Das Verfahren ist hochkomplex: Sobald sich Blut außerhalb des Körpers befindet, hat es die Tendenz zu gerinnen. Daher erhalten Patient*innen an der ECMO gerinnungshemmende Mittel. Ein Balance-Akt – einerseits dürfen die Patient*innen nicht bluten, andererseits dürfen sich keine Gerinnsel bilden, die ins Gehirn gespült werden und damit einen Schlaganfall verursachen könnten.
Außerdem sind die großen Kanülen häufige Eintrittspforten für Viren und Bakterien. Die Patient*innen müssen daher während einer ECMO-Therapie kontinuierlich überwacht werden, damit sich keine Infektion im Körper ausbreitet. Dieses Verfahren gehört daher in die Hand von Spezialist*innen.

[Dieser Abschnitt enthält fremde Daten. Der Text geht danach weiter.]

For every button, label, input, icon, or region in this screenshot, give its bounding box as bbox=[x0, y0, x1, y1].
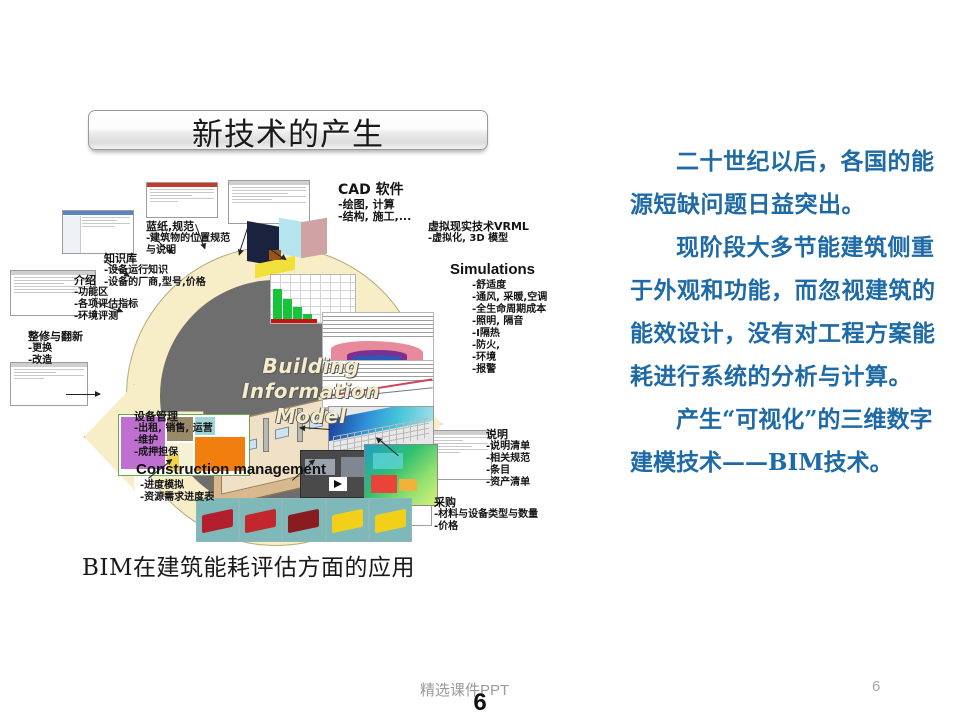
thumb-cad-plan bbox=[228, 180, 310, 224]
label-records: 介绍 -功能区 -各项评估指标 -环境评测 bbox=[74, 274, 138, 323]
cad-3d-illustration bbox=[245, 220, 341, 276]
label-simulations-sub: -舒适度 -通风, 采暖,空调 -全生命周期成本 -照明, 隔音 -I隔热 -防… bbox=[472, 280, 547, 376]
label-cad: CAD 软件 -绘图, 计算 -结构, 施工,... bbox=[338, 182, 411, 223]
bim-diagram: Building Information Model bbox=[0, 162, 616, 558]
label-construction-sub: -进度模拟 -资源需求进度表 bbox=[140, 480, 214, 504]
slide-canvas: 新技术的产生 Building Information Model bbox=[0, 0, 960, 720]
body-text-column: 二十世纪以后，各国的能源短缺问题日益突出。 现阶段大多节能建筑侧重于外观和功能，… bbox=[630, 140, 942, 484]
label-renovation: 整修与翻新 -更换 -改造 bbox=[28, 330, 83, 367]
connector-arrow-icon bbox=[66, 394, 100, 395]
thermal-map-illustration bbox=[364, 444, 438, 506]
label-facility: 设备管理 -出租, 销售, 运营 -维护 -成押担保 bbox=[134, 410, 213, 459]
bim-line-2: Information bbox=[242, 379, 380, 403]
label-simulations: Simulations bbox=[450, 260, 535, 279]
page-title: 新技术的产生 bbox=[88, 108, 488, 154]
thumb-knowledge bbox=[62, 210, 134, 254]
body-paragraph-1: 二十世纪以后，各国的能源短缺问题日益突出。 bbox=[630, 140, 942, 226]
body-paragraph-2: 现阶段大多节能建筑侧重于外观和功能，而忽视建筑的能效设计，没有对工程方案能耗进行… bbox=[630, 226, 942, 398]
label-procure: 采购 -材料与设备类型与数量 -价格 bbox=[434, 496, 538, 533]
thumb-renovation bbox=[10, 362, 88, 406]
footer-corner-number: 6 bbox=[872, 678, 880, 695]
bim-line-1: Building bbox=[263, 354, 360, 378]
construction-sequence-strip bbox=[196, 498, 412, 542]
footer-page-number: 6 bbox=[0, 689, 960, 717]
label-vrml: 虚拟现实技术VRML -虚拟化, 3D 模型 bbox=[428, 220, 529, 245]
thumb-drawings bbox=[146, 182, 218, 218]
bim-line-3: Model bbox=[276, 404, 347, 428]
bim-center-label: Building Information Model bbox=[205, 354, 417, 429]
label-construction: Construction management bbox=[136, 460, 326, 479]
figure-caption: BIM在建筑能耗评估方面的应用 bbox=[82, 548, 415, 582]
body-paragraph-3: 产生“可视化”的三维数字建模技术——BIM技术。 bbox=[630, 398, 942, 484]
label-spec: 说明 -说明清单 -相关规范 -条目 -资产清单 bbox=[486, 428, 530, 489]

Nach welchem Schema wird die maschinelle Beatmung zurückgenommen?

Diese Verfahren nennt man "weaning" also die Entwöhnung vom Respirator. Hierfür gibt es festgelegte Kriterien. Zentren, die sich auf die Entwöhnung von mechanischer Beatmung spezialisiert haben, können sich zertifizieren lassen.
 
Genau wie die Maßnahmen der Beatmung zunächst Schritt für Schritt verstärkt wurden, werden sie nun heruntergefahren. Einige Patient*innen benötigen zunächst noch Maskensupport, später brauchen sie nur noch etwas Extra-Sauerstoff. Im besten Fall sollte sich eine Reha an die Behandlung anschließen.
 
Im Moment klären die Fachgesellschaften, welche Unterstützung ehemals schwer kranke COVID-19-Patient*innen brauchen, um zu einem gesunden Leben zurückzukehren.